Participants also gained insights into teaching strategies and structures of the partner university, including modular programs, startup support, and PhD options. German side highlighted professional vs. research master programs.

4. University of Sfax: Autumn School

The second part of the project was led by the Assistant Professorship of SFEG Sfax (Dr. Souhir Neifar) with a digital Autumn School from October 20–23, 2020. Besides presentations of the university and organizational structures, the focus was on Tunisian research presentations:

  • The early impact of COVID-19 on German risk reporting
  • The application of IAS/IFRS in central Africa accounting system
  • Goodwill accounting in Europe - an empirical analysis
  • Research in accounting and taxation
  • How does the individual auditor gender affect the audit report lag?
  • The impact of corporate governance on financial performance in UK companies
  • Engagement partner name and tax avoidance: Evidence from Canadian firms crosslisted on US markets
  • Current research on Audit
  • Tax Advantages in Germany/Tunisia
  • Current research on taxation
  • Evaluation of agricultural and forestry land after the land tax reform
  • The Association Between Book-Tax Conformity and Earnings Management: Study of Some Countries of The European Union
  • The reinvestment incentive in the corporate income tax option model for partnerships

Two German students also presented their work to an international audience. A soft skills training on personal presence, behavior, and cross-cultural interaction rounded out the Autumn School.

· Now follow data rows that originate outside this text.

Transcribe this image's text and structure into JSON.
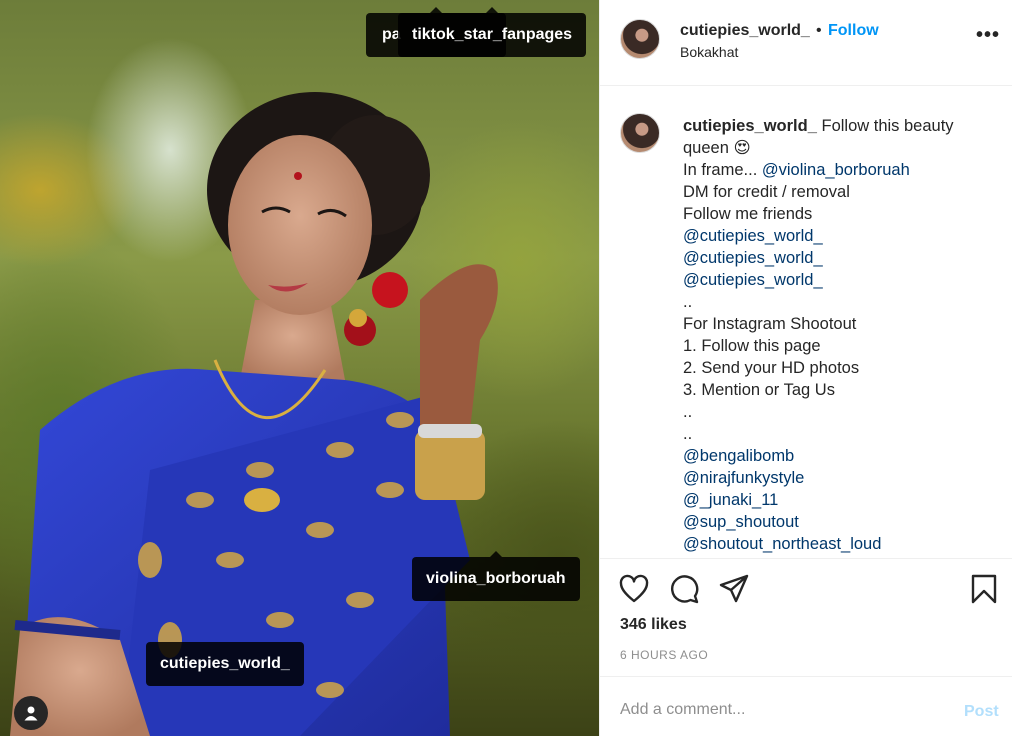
{
  "photo": {
    "tags": {
      "behind": "pa",
      "tiktok": "tiktok_star_fanpages",
      "violina": "violina_borboruah",
      "cutie": "cutiepies_world_"
    },
    "user_tag_icon": "person-icon"
  },
  "header": {
    "username": "cutiepies_world_",
    "dot": "•",
    "follow_label": "Follow",
    "location": "Bokakhat",
    "more_icon": "•••"
  },
  "caption": {
    "username": "cutiepies_world_",
    "first_line": "Follow this beauty",
    "second_line": "queen",
    "emoji": "😍",
    "in_frame_prefix": "In frame... ",
    "in_frame_mention": "@violina_borboruah",
    "lines_a": [
      "DM for credit / removal",
      "Follow me friends"
    ],
    "mentions_a": [
      "@cutiepies_world_",
      "@cutiepies_world_",
      "@cutiepies_world_"
    ],
    "lines_b": [
      "..",
      "For Instagram Shootout",
      "1. Follow this page",
      "2. Send your HD photos",
      "3. Mention or Tag Us",
      "..",
      ".."
    ],
    "mentions_b": [
      "@bengalibomb",
      "@nirajfunkystyle",
      "@_junaki_11",
      "@sup_shoutout",
      "@shoutout_northeast_loud"
    ]
  },
  "actions": {
    "icons": [
      "heart-icon",
      "comment-icon",
      "share-icon",
      "bookmark-icon"
    ],
    "likes": "346 likes",
    "time": "6 HOURS AGO"
  },
  "comment": {
    "placeholder": "Add a comment...",
    "post_label": "Post"
  },
  "colors": {
    "link": "#0095f6",
    "mention": "#00376b",
    "post_disabled": "#b2dffc",
    "saree": "#2b3ec9"
  }
}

5. Results of the Autumn School

While the Summer School focused on presenting German and Tunisian research and situations, the Autumn School focused on Tunisian research. Presentations are documented in the annex in program order.

6. Summary and Outlook

The project provided participants with both academic and intercultural exchange. Participants gained insight into each country’s tax system and identified similarities and differences. Country- and culture-specific factors influencing corporate and individual tax behavior were discussed and experienced in role-play. This enabled the development of new research approaches on cause-effect relationships. The simulation served as a basis for experimental research on tax morale. The differing strategies adopted during the pandemic allowed analysis of the impact of government COVID-19 policies on corporate Key Performance Indicators. Data collection and statistical software preparation support future publications. Beyond technical topics, both partners exchanged insights on education and student support, which may inform future institutional practices.